Hec on his daughter:
Matilda has inherited her mother's fondness for baby toes, and conveniently Matilda comes equipped with them at the end of her own feet. She's been munching on them all week. If I could get her a basket of chocolate feet I would. When I was taking a bath with her the other day she spotted my big toe and her eyes went wide like a hunter spotting a sixteen point buck.
aurelia, in b'crazy. funny 'cause it's so, so true.
I don't see how we can concense on not voting without voting on that. It's bureaucracy, but it's our bureaucracy.
From Bitches:
Daisy:
It's also not the sad drinking alone if you are in the bath, primping to go out (or stay in), relaxing after a crap day or watching a sport.
MM:
What about staring unseeing at the television?
Daisy:
That's between you and the despairing howly voice in your head.
COMMing the wife is always a dicey proposition but really it seems worthy...
JZ:
I still can't believe that two years ago she didn't exist, a year ago there was just a possible person, and now there's a full entire human, all known and mysterious, made out of sex and a handful of cells. Humans are so improbable, really.
Cass:
I can hear "Sounds of Silence" blaring through the walls. At 2 a.m.
Neighbors have discovered irony.
ita, talking about her mother:
She has a nasty almost-psychic trait I've grown to hate ever since, the morning after I lost my virginity, she called to ask how I was doing and if any of my friends had done anything special for me the day before.
Matt the Bruins fan:
Wow. Captain D's must be seasoning its shrimp with crack. I just woke up out of a dream about participating in a NASCAR-type race. And Halle Berry was an old high school friend (yet still the famous actress in present day) who was flirting with me.
I bet somewhere there's a straight redneck who was just shaken to his core by a dream about making out with Ben Browder at a hockey game.
In Bitches, the foibles of dating:
meara: Honestly, having a girlfriend takes too much time--how do I fix that? Without making her feel like it's personal? I know she'll take it personal.

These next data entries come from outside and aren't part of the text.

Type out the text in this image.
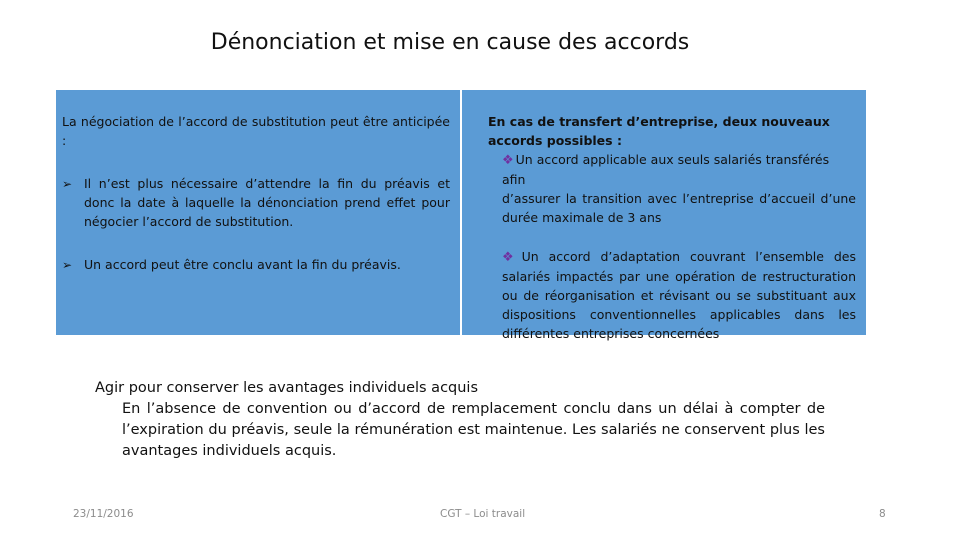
Dénonciation et mise en cause des accords
La négociation de l’accord de substitution peut être anticipée :
➢ Il n’est plus nécessaire d’attendre la fin du préavis et donc la date à laquelle la dénonciation prend effet pour négocier l’accord de substitution.
➢ Un accord peut être conclu avant la fin du préavis.
En cas de transfert d’entreprise, deux nouveaux accords possibles :
❖ Un accord applicable aux seuls salariés transférés afin
d’assurer la transition avec l’entreprise d’accueil d’une durée maximale de 3 ans
❖ Un accord d’adaptation couvrant l’ensemble des
salariés impactés par une opération de restructuration ou de réorganisation et révisant ou se substituant aux dispositions conventionnelles applicables dans les différentes entreprises concernées
Agir pour conserver les avantages individuels acquis
En l’absence de convention ou d’accord de remplacement conclu dans un délai à compter de l’expiration du préavis, seule la rémunération est maintenue. Les salariés ne conservent plus les avantages individuels acquis.
23/11/2016	CGT – Loi travail	8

Erin: I like to date people who go out of town a lot. Because then I can see them occasionally. When I want. If I want. In conclusion, I can be meara's LD GF. We'll talk on the phone and never have sex. You can totally cheat on me with other women. It'll be very 60's WASP.
meara: Erin, we should TOTALLY be long-distance dating. :) Though I think ideally I'd be long distance dating someone who was either (a) within driving range, just a little far (5 hours? can't do it spur of the moment one night, but OK for a weekend), or (b) a frequent/cheap plane ride away (Chicago?)
Erin: meara, I'll get right on the moving to Chi bit. And the gay bit. I'll...um...practice? Role-play?! Soon, I swear. Really. Do you still love me? Hold me!